RIDEM preparing for emergence of bird flu in Rhode Island
PROVIDENCE, R.I. (WLNE)- The Rhode Island Department of Environmental Management is warning poultry producers and households with chicken coups of bird flu detected in Massachusetts and Connecticut.
“This strain of avian flu is deadly to chickens, turkeys, ducks, quail, and other birds,” said State Veterinarian Scott Marshall DVM, who is leading DEM’s response to the HPAI threat. “It could cause significant economic harm to Rhode Island poultry producers. For now, while DEM continues to monitor flocks for infection, we urge all poultry owners to take precautions to protect their flocks by enhancing biosecurity.”
At this time the contagious disease has been located in Indiana, Kentucky, New York, Delaware, North Carolina, Virginia, Maine, Michigan, New Hampshire, Iowa, Connecticut, and Massachusetts.
According to RIDEM,
“Avian influenza, sometimes called bird flu or avian flu, is a disease of birds, usually carried by wild waterfowl and other waterbirds. Sometimes, this disease also can spread from wild birds into domestic poultry. Although avian influenza and human influenza are both caused by influenza viruses, each virus generally affects either birds or people, but not both. Some people, however, have been infected with avian influenza viruses following contact with infected birds. If human-to-human spread with this virus were to occur, that would raise the public health threat. However, according to the CDC, person-to-person spread has occurred rarely, mainly in family clusters and no sustained transmission has been noted. Avian influenza viruses respond to standard antiviral drugs such as Oseltamivir.”

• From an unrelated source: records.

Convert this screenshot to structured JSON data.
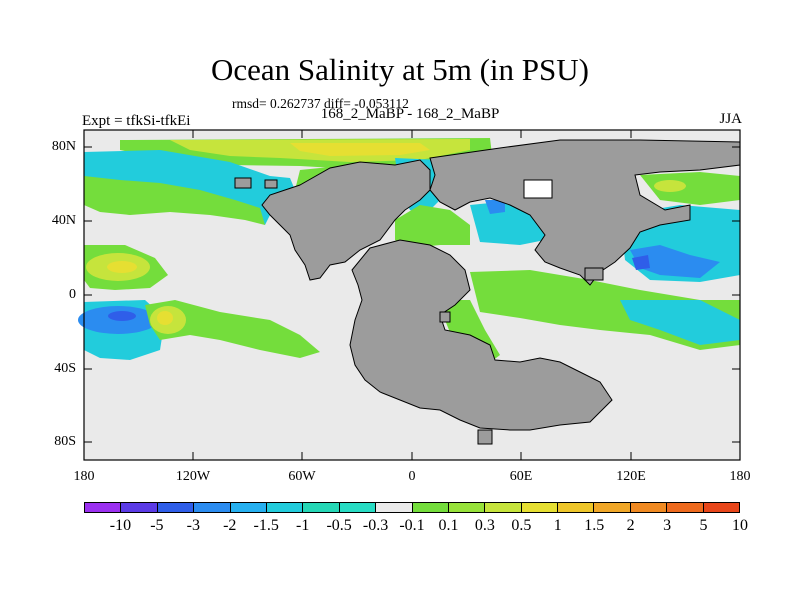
{
  "title": "Ocean Salinity at 5m (in PSU)",
  "stats_text": "rmsd= 0.262737 diff= -0.053112",
  "left_label": "Expt = tfkSi-tfkEi",
  "center_label": "168_2_MaBP - 168_2_MaBP",
  "right_label": "JJA",
  "lat_labels": [
    "80N",
    "40N",
    "0",
    "40S",
    "80S"
  ],
  "lon_labels": [
    "180",
    "120W",
    "60W",
    "0",
    "60E",
    "120E",
    "180"
  ],
  "colorbar": {
    "colors": [
      "#9b30f0",
      "#5b3be6",
      "#2f5ee9",
      "#2b8cf0",
      "#26b0f0",
      "#22ccdc",
      "#25d7b6",
      "#28dcc4",
      "#eaeaea",
      "#74dd3c",
      "#97e23a",
      "#c6e43c",
      "#e6df32",
      "#eec62a",
      "#f0a728",
      "#f08a22",
      "#ee6a1e",
      "#e8461a"
    ],
    "labels": [
      "-10",
      "-5",
      "-3",
      "-2",
      "-1.5",
      "-1",
      "-0.5",
      "-0.3",
      "-0.1",
      "0.1",
      "0.3",
      "0.5",
      "1",
      "1.5",
      "2",
      "3",
      "5",
      "10"
    ]
  },
  "colors": {
    "land": "#9c9c9c",
    "neutral": "#eaeaea",
    "green": "#74dd3c",
    "cyan": "#22ccdc",
    "blue": "#2b8cf0",
    "yellow": "#c6e43c"
  }
}
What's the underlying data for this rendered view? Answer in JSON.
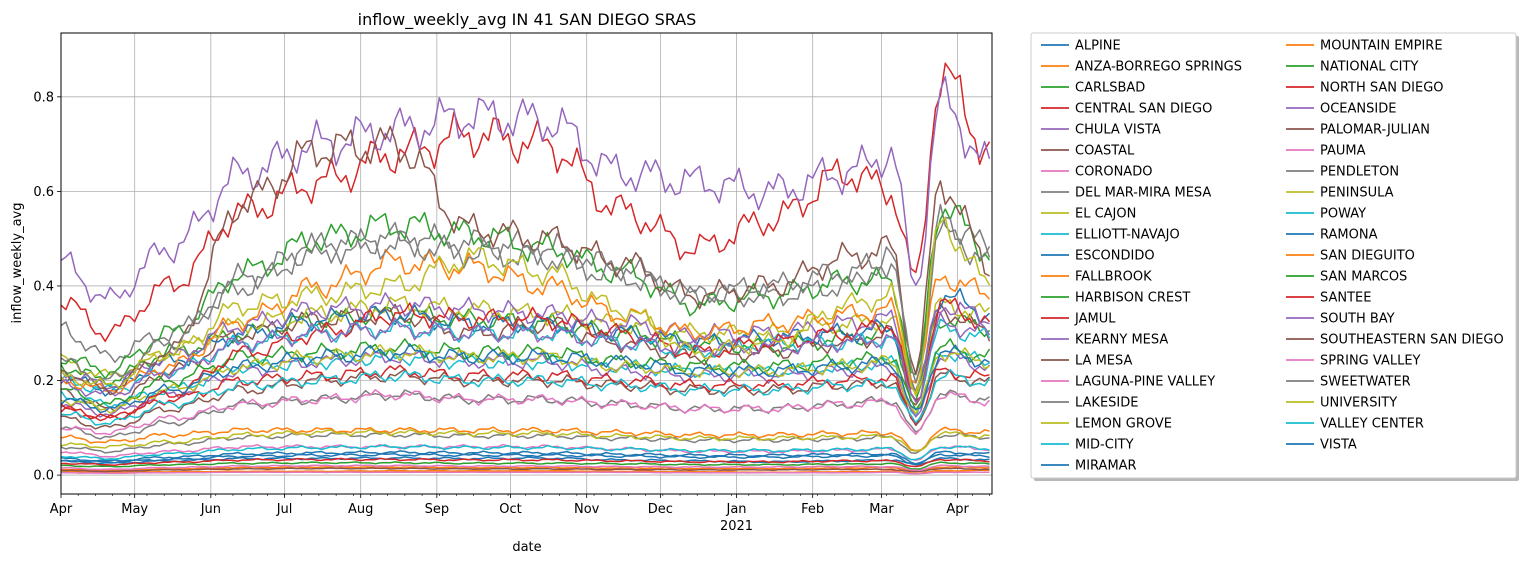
{
  "chart_data": {
    "type": "line",
    "title": "inflow_weekly_avg IN 41 SAN DIEGO SRAS",
    "xlabel": "date",
    "ylabel": "inflow_weekly_avg",
    "x_start": "2020-04-01",
    "x_end": "2021-04-15",
    "ylim": [
      -0.04,
      0.935
    ],
    "y_ticks": [
      0.0,
      0.2,
      0.4,
      0.6,
      0.8
    ],
    "y_tick_labels": [
      "0.0",
      "0.2",
      "0.4",
      "0.6",
      "0.8"
    ],
    "x_ticks": [
      {
        "date": "2020-04-01",
        "label": "Apr"
      },
      {
        "date": "2020-05-01",
        "label": "May"
      },
      {
        "date": "2020-06-01",
        "label": "Jun"
      },
      {
        "date": "2020-07-01",
        "label": "Jul"
      },
      {
        "date": "2020-08-01",
        "label": "Aug"
      },
      {
        "date": "2020-09-01",
        "label": "Sep"
      },
      {
        "date": "2020-10-01",
        "label": "Oct"
      },
      {
        "date": "2020-11-01",
        "label": "Nov"
      },
      {
        "date": "2020-12-01",
        "label": "Dec"
      },
      {
        "date": "2021-01-01",
        "label": "Jan"
      },
      {
        "date": "2021-02-01",
        "label": "Feb"
      },
      {
        "date": "2021-03-01",
        "label": "Mar"
      },
      {
        "date": "2021-04-01",
        "label": "Apr"
      }
    ],
    "year_label": "2021",
    "grid": true,
    "legend_position": "outside-right",
    "legend_columns": 2,
    "colors": [
      "#1f77b4",
      "#ff7f0e",
      "#2ca02c",
      "#d62728",
      "#9467bd",
      "#8c564b",
      "#e377c2",
      "#7f7f7f",
      "#bcbd22",
      "#17becf"
    ],
    "anchor_dates": [
      "2020-04-01",
      "2020-04-20",
      "2020-05-15",
      "2020-06-15",
      "2020-07-15",
      "2020-08-15",
      "2020-09-15",
      "2020-10-15",
      "2020-11-15",
      "2020-12-15",
      "2021-01-15",
      "2021-02-15",
      "2021-03-05",
      "2021-03-15",
      "2021-03-25",
      "2021-04-15"
    ],
    "series": [
      {
        "name": "ALPINE",
        "values": [
          0.03,
          0.025,
          0.03,
          0.035,
          0.035,
          0.036,
          0.035,
          0.036,
          0.032,
          0.03,
          0.028,
          0.03,
          0.032,
          0.022,
          0.035,
          0.032
        ]
      },
      {
        "name": "ANZA-BORREGO SPRINGS",
        "values": [
          0.008,
          0.006,
          0.007,
          0.008,
          0.008,
          0.009,
          0.009,
          0.009,
          0.008,
          0.007,
          0.006,
          0.007,
          0.008,
          0.004,
          0.009,
          0.01
        ]
      },
      {
        "name": "CARLSBAD",
        "values": [
          0.23,
          0.2,
          0.26,
          0.3,
          0.33,
          0.34,
          0.33,
          0.32,
          0.3,
          0.28,
          0.27,
          0.29,
          0.3,
          0.16,
          0.33,
          0.31
        ]
      },
      {
        "name": "CENTRAL SAN DIEGO",
        "values": [
          0.37,
          0.3,
          0.4,
          0.56,
          0.62,
          0.68,
          0.72,
          0.7,
          0.56,
          0.48,
          0.54,
          0.64,
          0.6,
          0.41,
          0.85,
          0.68
        ]
      },
      {
        "name": "CHULA VISTA",
        "values": [
          0.45,
          0.37,
          0.48,
          0.64,
          0.7,
          0.73,
          0.76,
          0.75,
          0.64,
          0.62,
          0.6,
          0.64,
          0.68,
          0.4,
          0.79,
          0.65
        ]
      },
      {
        "name": "COASTAL",
        "values": [
          0.18,
          0.14,
          0.22,
          0.3,
          0.33,
          0.34,
          0.3,
          0.32,
          0.28,
          0.25,
          0.26,
          0.28,
          0.3,
          0.15,
          0.35,
          0.3
        ]
      },
      {
        "name": "CORONADO",
        "values": [
          0.05,
          0.04,
          0.05,
          0.06,
          0.06,
          0.06,
          0.06,
          0.06,
          0.055,
          0.05,
          0.05,
          0.052,
          0.055,
          0.03,
          0.06,
          0.055
        ]
      },
      {
        "name": "DEL MAR-MIRA MESA",
        "values": [
          0.1,
          0.08,
          0.11,
          0.15,
          0.16,
          0.17,
          0.16,
          0.16,
          0.15,
          0.14,
          0.14,
          0.15,
          0.16,
          0.09,
          0.17,
          0.16
        ]
      },
      {
        "name": "EL CAJON",
        "values": [
          0.24,
          0.21,
          0.26,
          0.32,
          0.34,
          0.36,
          0.35,
          0.34,
          0.32,
          0.3,
          0.3,
          0.32,
          0.33,
          0.18,
          0.36,
          0.34
        ]
      },
      {
        "name": "ELLIOTT-NAVAJO",
        "values": [
          0.17,
          0.15,
          0.18,
          0.23,
          0.24,
          0.25,
          0.24,
          0.24,
          0.23,
          0.22,
          0.22,
          0.23,
          0.24,
          0.13,
          0.26,
          0.24
        ]
      },
      {
        "name": "ESCONDIDO",
        "values": [
          0.21,
          0.18,
          0.24,
          0.3,
          0.33,
          0.34,
          0.32,
          0.32,
          0.3,
          0.28,
          0.29,
          0.3,
          0.31,
          0.17,
          0.38,
          0.34
        ]
      },
      {
        "name": "FALLBROOK",
        "values": [
          0.08,
          0.07,
          0.085,
          0.095,
          0.095,
          0.095,
          0.095,
          0.095,
          0.09,
          0.085,
          0.085,
          0.088,
          0.09,
          0.05,
          0.095,
          0.09
        ]
      },
      {
        "name": "HARBISON CREST",
        "values": [
          0.02,
          0.018,
          0.022,
          0.025,
          0.026,
          0.026,
          0.025,
          0.025,
          0.024,
          0.022,
          0.022,
          0.023,
          0.024,
          0.013,
          0.026,
          0.024
        ]
      },
      {
        "name": "JAMUL",
        "values": [
          0.025,
          0.022,
          0.027,
          0.032,
          0.033,
          0.033,
          0.032,
          0.032,
          0.03,
          0.028,
          0.028,
          0.03,
          0.03,
          0.018,
          0.033,
          0.03
        ]
      },
      {
        "name": "KEARNY MESA",
        "values": [
          0.15,
          0.13,
          0.17,
          0.22,
          0.24,
          0.25,
          0.24,
          0.24,
          0.22,
          0.21,
          0.21,
          0.22,
          0.23,
          0.12,
          0.25,
          0.23
        ]
      },
      {
        "name": "LA MESA",
        "values": [
          0.12,
          0.1,
          0.14,
          0.18,
          0.2,
          0.21,
          0.2,
          0.2,
          0.19,
          0.18,
          0.18,
          0.19,
          0.195,
          0.11,
          0.21,
          0.195
        ]
      },
      {
        "name": "LAGUNA-PINE VALLEY",
        "values": [
          0.005,
          0.004,
          0.005,
          0.006,
          0.006,
          0.006,
          0.006,
          0.006,
          0.006,
          0.005,
          0.005,
          0.005,
          0.006,
          0.003,
          0.006,
          0.006
        ]
      },
      {
        "name": "LAKESIDE",
        "values": [
          0.06,
          0.05,
          0.065,
          0.08,
          0.085,
          0.085,
          0.083,
          0.083,
          0.078,
          0.074,
          0.074,
          0.077,
          0.08,
          0.045,
          0.085,
          0.08
        ]
      },
      {
        "name": "LEMON GROVE",
        "values": [
          0.065,
          0.06,
          0.07,
          0.085,
          0.09,
          0.09,
          0.088,
          0.088,
          0.082,
          0.078,
          0.078,
          0.08,
          0.083,
          0.048,
          0.088,
          0.082
        ]
      },
      {
        "name": "MID-CITY",
        "values": [
          0.2,
          0.18,
          0.22,
          0.28,
          0.3,
          0.31,
          0.3,
          0.3,
          0.28,
          0.26,
          0.28,
          0.28,
          0.29,
          0.16,
          0.31,
          0.29
        ]
      },
      {
        "name": "MIRAMAR",
        "values": [
          0.03,
          0.028,
          0.033,
          0.04,
          0.042,
          0.043,
          0.042,
          0.042,
          0.04,
          0.038,
          0.038,
          0.04,
          0.041,
          0.023,
          0.043,
          0.04
        ]
      },
      {
        "name": "MOUNTAIN EMPIRE",
        "values": [
          0.012,
          0.01,
          0.013,
          0.016,
          0.017,
          0.017,
          0.016,
          0.016,
          0.015,
          0.014,
          0.014,
          0.015,
          0.016,
          0.009,
          0.017,
          0.016
        ]
      },
      {
        "name": "NATIONAL CITY",
        "values": [
          0.18,
          0.15,
          0.2,
          0.25,
          0.26,
          0.27,
          0.26,
          0.26,
          0.24,
          0.23,
          0.23,
          0.24,
          0.25,
          0.14,
          0.27,
          0.25
        ]
      },
      {
        "name": "NORTH SAN DIEGO",
        "values": [
          0.14,
          0.12,
          0.16,
          0.2,
          0.21,
          0.22,
          0.21,
          0.21,
          0.2,
          0.19,
          0.19,
          0.2,
          0.205,
          0.115,
          0.22,
          0.205
        ]
      },
      {
        "name": "OCEANSIDE",
        "values": [
          0.22,
          0.19,
          0.25,
          0.32,
          0.35,
          0.36,
          0.35,
          0.34,
          0.32,
          0.3,
          0.3,
          0.32,
          0.33,
          0.18,
          0.36,
          0.33
        ]
      },
      {
        "name": "PALOMAR-JULIAN",
        "values": [
          0.01,
          0.008,
          0.011,
          0.013,
          0.014,
          0.014,
          0.013,
          0.013,
          0.012,
          0.011,
          0.011,
          0.012,
          0.012,
          0.007,
          0.014,
          0.012
        ]
      },
      {
        "name": "PAUMA",
        "values": [
          0.015,
          0.012,
          0.016,
          0.019,
          0.02,
          0.02,
          0.019,
          0.019,
          0.018,
          0.017,
          0.017,
          0.018,
          0.018,
          0.01,
          0.02,
          0.018
        ]
      },
      {
        "name": "PENDLETON",
        "values": [
          0.31,
          0.25,
          0.3,
          0.4,
          0.48,
          0.5,
          0.49,
          0.48,
          0.44,
          0.38,
          0.38,
          0.4,
          0.46,
          0.18,
          0.54,
          0.48
        ]
      },
      {
        "name": "PENINSULA",
        "values": [
          0.16,
          0.14,
          0.18,
          0.23,
          0.25,
          0.26,
          0.25,
          0.25,
          0.23,
          0.22,
          0.22,
          0.23,
          0.24,
          0.13,
          0.26,
          0.24
        ]
      },
      {
        "name": "POWAY",
        "values": [
          0.13,
          0.11,
          0.15,
          0.19,
          0.2,
          0.21,
          0.2,
          0.2,
          0.19,
          0.18,
          0.18,
          0.19,
          0.195,
          0.11,
          0.21,
          0.195
        ]
      },
      {
        "name": "RAMONA",
        "values": [
          0.035,
          0.03,
          0.038,
          0.045,
          0.047,
          0.048,
          0.047,
          0.047,
          0.044,
          0.042,
          0.042,
          0.044,
          0.045,
          0.025,
          0.048,
          0.045
        ]
      },
      {
        "name": "SAN DIEGUITO",
        "values": [
          0.2,
          0.18,
          0.23,
          0.33,
          0.4,
          0.45,
          0.44,
          0.4,
          0.34,
          0.3,
          0.32,
          0.34,
          0.35,
          0.2,
          0.42,
          0.38
        ]
      },
      {
        "name": "SAN MARCOS",
        "values": [
          0.25,
          0.22,
          0.3,
          0.43,
          0.5,
          0.53,
          0.51,
          0.48,
          0.43,
          0.36,
          0.38,
          0.41,
          0.41,
          0.2,
          0.57,
          0.47
        ]
      },
      {
        "name": "SANTEE",
        "values": [
          0.14,
          0.12,
          0.17,
          0.26,
          0.3,
          0.34,
          0.33,
          0.33,
          0.3,
          0.26,
          0.28,
          0.3,
          0.32,
          0.15,
          0.36,
          0.32
        ]
      },
      {
        "name": "SOUTH BAY",
        "values": [
          0.19,
          0.17,
          0.22,
          0.28,
          0.3,
          0.31,
          0.3,
          0.3,
          0.28,
          0.27,
          0.27,
          0.28,
          0.29,
          0.16,
          0.32,
          0.3
        ]
      },
      {
        "name": "SOUTHEASTERN SAN DIEGO",
        "values": [
          0.22,
          0.18,
          0.26,
          0.58,
          0.69,
          0.7,
          0.52,
          0.5,
          0.45,
          0.38,
          0.4,
          0.46,
          0.48,
          0.22,
          0.62,
          0.44
        ]
      },
      {
        "name": "SPRING VALLEY",
        "values": [
          0.1,
          0.09,
          0.12,
          0.15,
          0.16,
          0.17,
          0.16,
          0.16,
          0.15,
          0.14,
          0.14,
          0.15,
          0.155,
          0.085,
          0.17,
          0.155
        ]
      },
      {
        "name": "SWEETWATER",
        "values": [
          0.24,
          0.2,
          0.28,
          0.42,
          0.48,
          0.49,
          0.47,
          0.46,
          0.42,
          0.38,
          0.4,
          0.43,
          0.45,
          0.2,
          0.52,
          0.45
        ]
      },
      {
        "name": "UNIVERSITY",
        "values": [
          0.21,
          0.19,
          0.26,
          0.36,
          0.38,
          0.4,
          0.46,
          0.43,
          0.35,
          0.26,
          0.28,
          0.36,
          0.38,
          0.18,
          0.53,
          0.4
        ]
      },
      {
        "name": "VALLEY CENTER",
        "values": [
          0.04,
          0.035,
          0.045,
          0.055,
          0.058,
          0.06,
          0.058,
          0.058,
          0.055,
          0.052,
          0.052,
          0.054,
          0.056,
          0.032,
          0.06,
          0.056
        ]
      },
      {
        "name": "VISTA",
        "values": [
          0.16,
          0.14,
          0.18,
          0.23,
          0.25,
          0.26,
          0.25,
          0.25,
          0.24,
          0.22,
          0.22,
          0.23,
          0.24,
          0.13,
          0.26,
          0.24
        ]
      }
    ]
  }
}
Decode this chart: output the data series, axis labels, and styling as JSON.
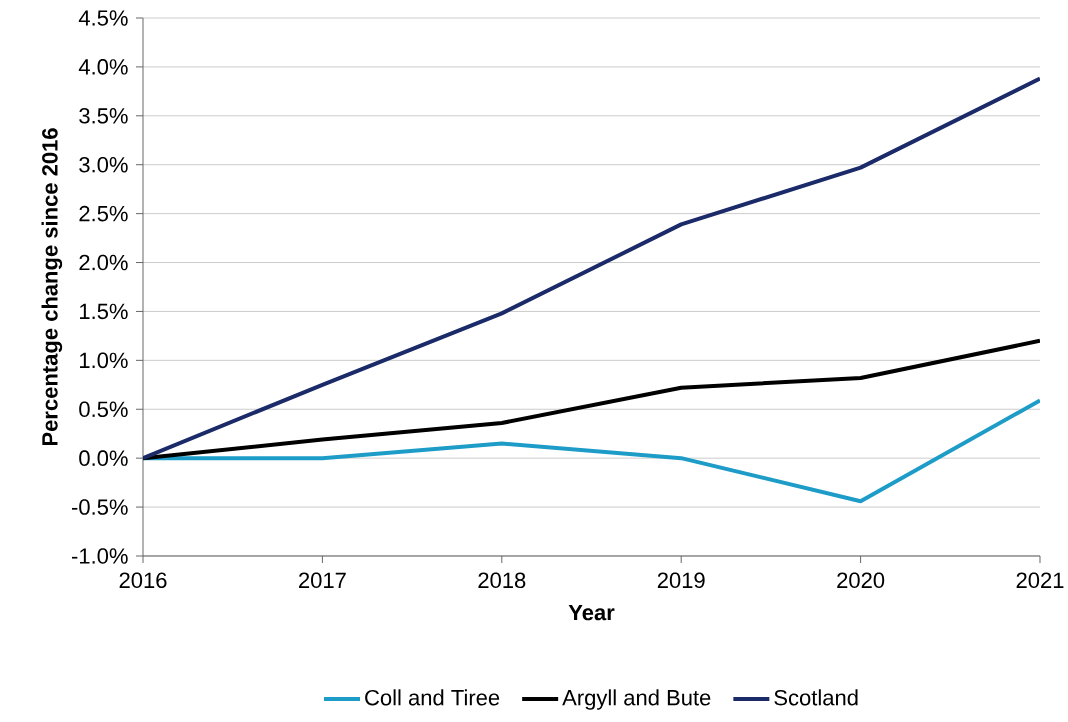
{
  "chart_data": {
    "type": "line",
    "xlabel": "Year",
    "ylabel": "Percentage change since 2016",
    "x": [
      2016,
      2017,
      2018,
      2019,
      2020,
      2021
    ],
    "series": [
      {
        "name": "Coll and Tiree",
        "color": "#1e9cc8",
        "values": [
          0,
          0,
          0.15,
          0,
          -0.44,
          0.59
        ]
      },
      {
        "name": "Argyll and Bute",
        "color": "#000000",
        "values": [
          0,
          0.19,
          0.36,
          0.72,
          0.82,
          1.2
        ]
      },
      {
        "name": "Scotland",
        "color": "#1b2a68",
        "values": [
          0,
          0.75,
          1.48,
          2.39,
          2.97,
          3.88
        ]
      }
    ],
    "xlim": [
      2016,
      2021
    ],
    "xticks": [
      2016,
      2017,
      2018,
      2019,
      2020,
      2021
    ],
    "ylim": [
      -1.0,
      4.5
    ],
    "yticks": [
      {
        "value": -1.0,
        "label": "-1.0%"
      },
      {
        "value": -0.5,
        "label": "-0.5%"
      },
      {
        "value": 0,
        "label": "0.0%"
      },
      {
        "value": 0.5,
        "label": "0.5%"
      },
      {
        "value": 1.0,
        "label": "1.0%"
      },
      {
        "value": 1.5,
        "label": "1.5%"
      },
      {
        "value": 2.0,
        "label": "2.0%"
      },
      {
        "value": 2.5,
        "label": "2.5%"
      },
      {
        "value": 3.0,
        "label": "3.0%"
      },
      {
        "value": 3.5,
        "label": "3.5%"
      },
      {
        "value": 4.0,
        "label": "4.0%"
      },
      {
        "value": 4.5,
        "label": "4.5%"
      }
    ],
    "grid": "y",
    "legend": "bottom",
    "marker": "none",
    "line_style": "solid"
  }
}
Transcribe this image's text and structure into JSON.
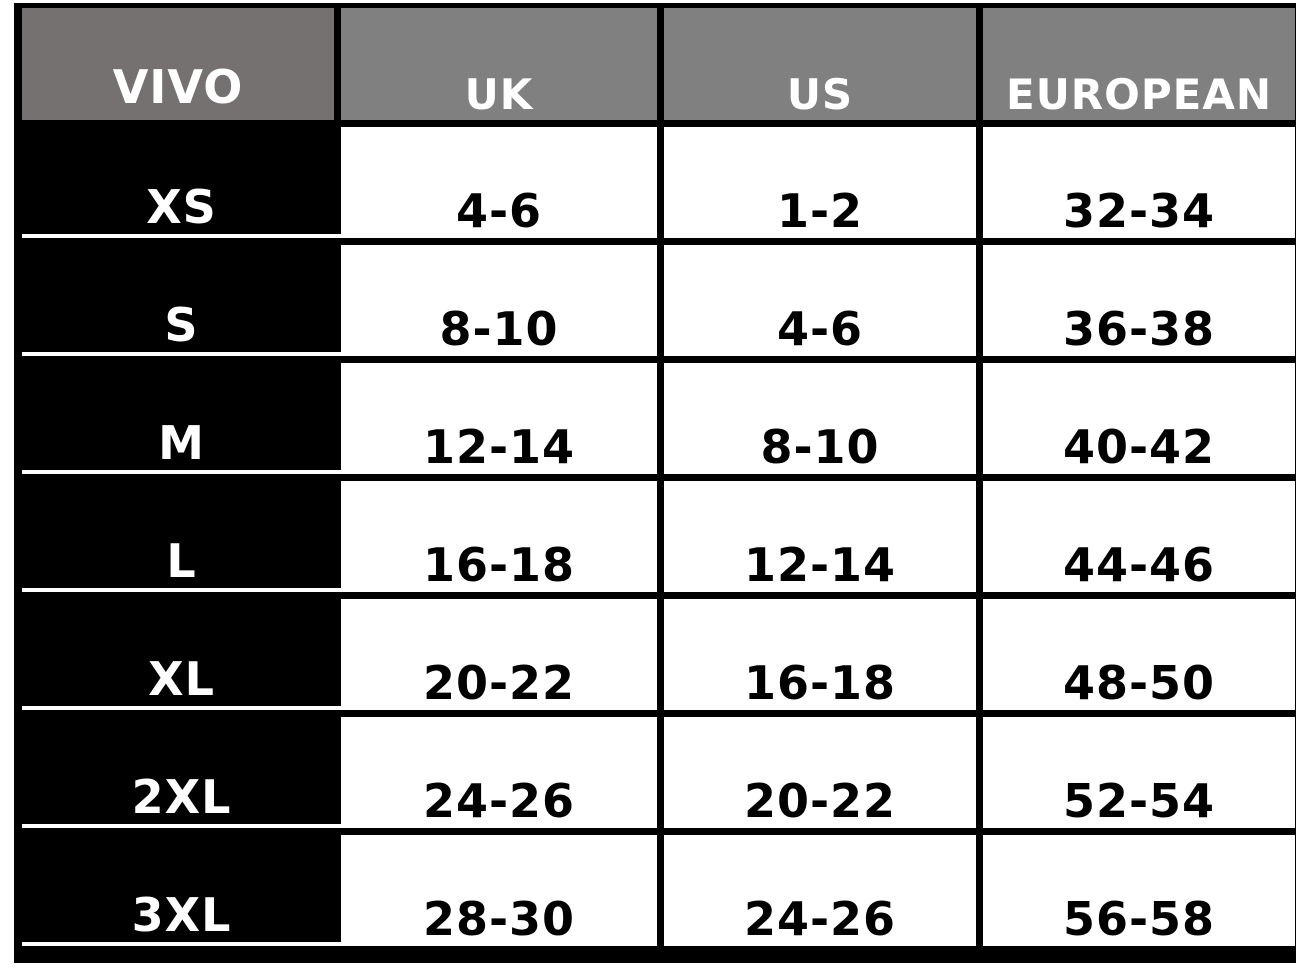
{
  "table": {
    "headers": [
      "VIVO",
      "UK",
      "US",
      "EUROPEAN"
    ],
    "rows": [
      [
        "XS",
        "4-6",
        "1-2",
        "32-34"
      ],
      [
        "S",
        "8-10",
        "4-6",
        "36-38"
      ],
      [
        "M",
        "12-14",
        "8-10",
        "40-42"
      ],
      [
        "L",
        "16-18",
        "12-14",
        "44-46"
      ],
      [
        "XL",
        "20-22",
        "16-18",
        "48-50"
      ],
      [
        "2XL",
        "24-26",
        "20-22",
        "52-54"
      ],
      [
        "3XL",
        "28-30",
        "24-26",
        "56-58"
      ]
    ]
  },
  "colors": {
    "header_brand": "#757170",
    "header": "#808080",
    "size_cell": "#000000",
    "value_cell": "#ffffff"
  }
}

DEM has plans in place including urging poultry producers to strengthen their biosecurity measures as well as asking owners to postpone shows, exhibitions, and poultry swap through June.
DEM also is ready to respond quickly to any reports of sick or dying poultry for proper testing. DEM may also set up quarantine of poultry to avoid further spread of the flu, and require permits before the movement of any poultry.